About 8,500 troops will participate in the upcoming exercises, according to the Russian Defense Ministry, though statements by Makarov and others suggest much larger maneuvers. Officials have said the exercises will incorporate lessons from the Georgian war but focus on counterterrorism operations.

NATO officials said the alliance's peacekeeping and crisis-response exercises in Georgia were scheduled long before last year's war and were not targeted at Russia.

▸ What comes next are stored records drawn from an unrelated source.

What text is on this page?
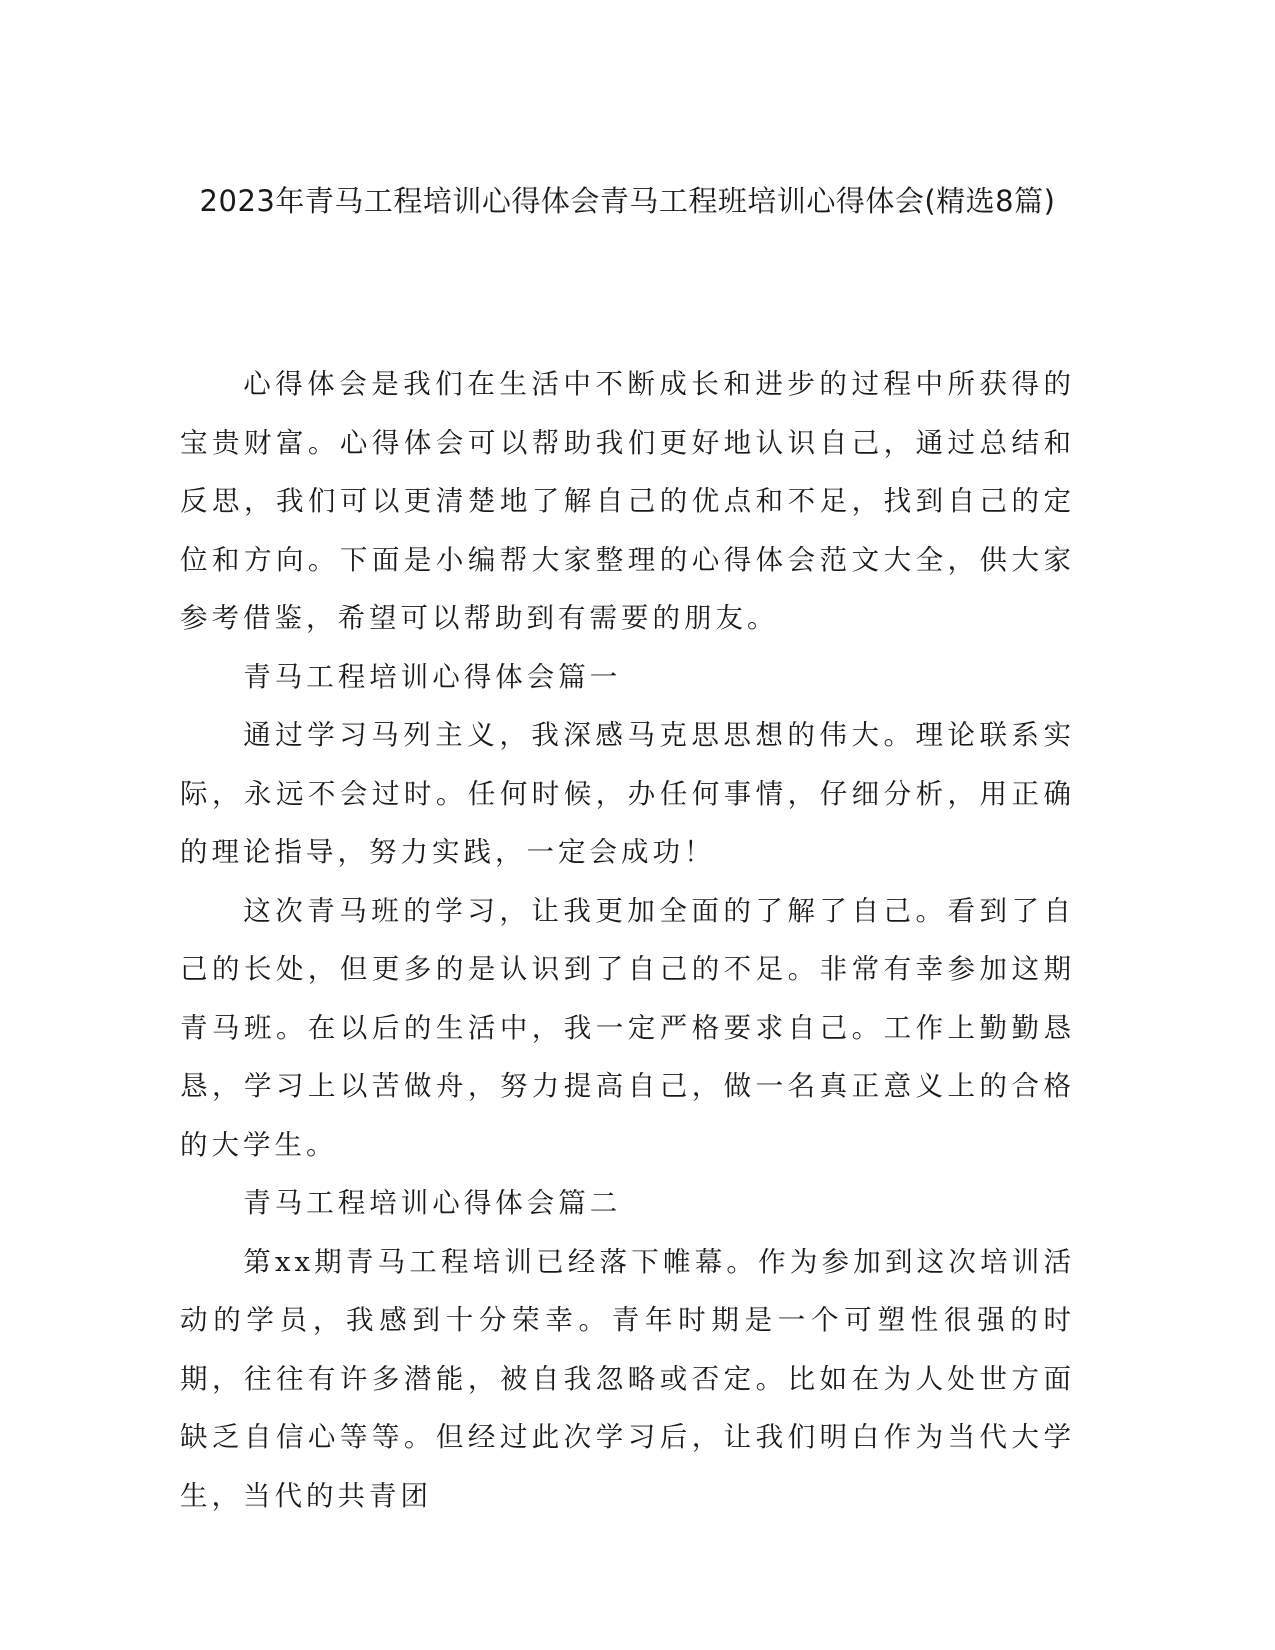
2023年青马工程培训心得体会青马工程班培训心得体会(精选8篇)

心得体会是我们在生活中不断成长和进步的过程中所获得的宝贵财富。心得体会可以帮助我们更好地认识自己，通过总结和反思，我们可以更清楚地了解自己的优点和不足，找到自己的定位和方向。下面是小编帮大家整理的心得体会范文大全，供大家参考借鉴，希望可以帮助到有需要的朋友。

青马工程培训心得体会篇一

通过学习马列主义，我深感马克思思想的伟大。理论联系实际，永远不会过时。任何时候，办任何事情，仔细分析，用正确的理论指导，努力实践，一定会成功！

这次青马班的学习，让我更加全面的了解了自己。看到了自己的长处，但更多的是认识到了自己的不足。非常有幸参加这期青马班。在以后的生活中，我一定严格要求自己。工作上勤勤恳恳，学习上以苦做舟，努力提高自己，做一名真正意义上的合格的大学生。

青马工程培训心得体会篇二

第xx期青马工程培训已经落下帷幕。作为参加到这次培训活动的学员，我感到十分荣幸。青年时期是一个可塑性很强的时期，往往有许多潜能，被自我忽略或否定。比如在为人处世方面缺乏自信心等等。但经过此次学习后，让我们明白作为当代大学生，当代的共青团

But the decision to proceed despite Russian objections was seen as an achievement by the Georgian government.

"It was very important to have a message that the principle of sovereignty is an important thing for NATO and [that] no country can just veto a decision from outside," said Deputy Foreign Minister Giga Bokeria.

NATO support appears more important than ever to this former Soviet republic, yet Georgia's prospects for joining the alliance have faded amid U.S. efforts to improve relations with Russia and lingering concerns about the judgment of President Mikheil Saakashvili, whom some blame for provoking last year's war.

NATO has pledged to bring Georgia into the alliance, but it rejected Georgia's request for a clear timetable for membership and instead set up an annual process for reviewing the country's progress toward alliance requirements.

The decision, and the departure of the Bush administration, have heightened anxiety in Georgia about whether Washington will continue to back it against its powerful neighbor.

The U.S. assistant secretary of state for the region, Philip H. Gordon, traveled to Tbilisi this month and reaffirmed a partnership agreement signed by the Bush administration. And in April, Obama stood firm on Georgia in a London meeting with Russian President Dmitry Medvedev, referring to the war as "the Russian invasion of Georgia" in a news conference.

Saakashvili, a favorite of the Bush administration, said Obama's use of the phrase amounted to an endorsement of Georgia's view of the war.

Russia maintains that it invaded Georgia only after Georgian forces attacked South Ossetia, killing Russian peacekeepers and civilians. Saakashvili says he ordered the assault in response to shelling by South Ossetian rebels and an imminent Russian invasion.

Richard Giragosian, director of the Armenian Center for National and International Studies, said U.S. policy toward Georgia has shifted, official statements of support notwithstanding.

While the Pentagon is continuing to work with the Georgian army, he said, the emphasis now is on "assistance and training limited to a defense nature only."

Lincoln Mitchell, a scholar at Columbia University who studies Georgia, said the Obama administration may be reluctant to provide arms to Georgia because of Saakashvili's domestic policies. A fractured opposition has portrayed him as an autocrat and staged weeks of protests demanding he resign.

But Bokeria, the deputy foreign minister, defended Georgia's democratic credentials, calling them "an important factor" in U.S. support for the country. "This factor is not hampering the assistance," he said.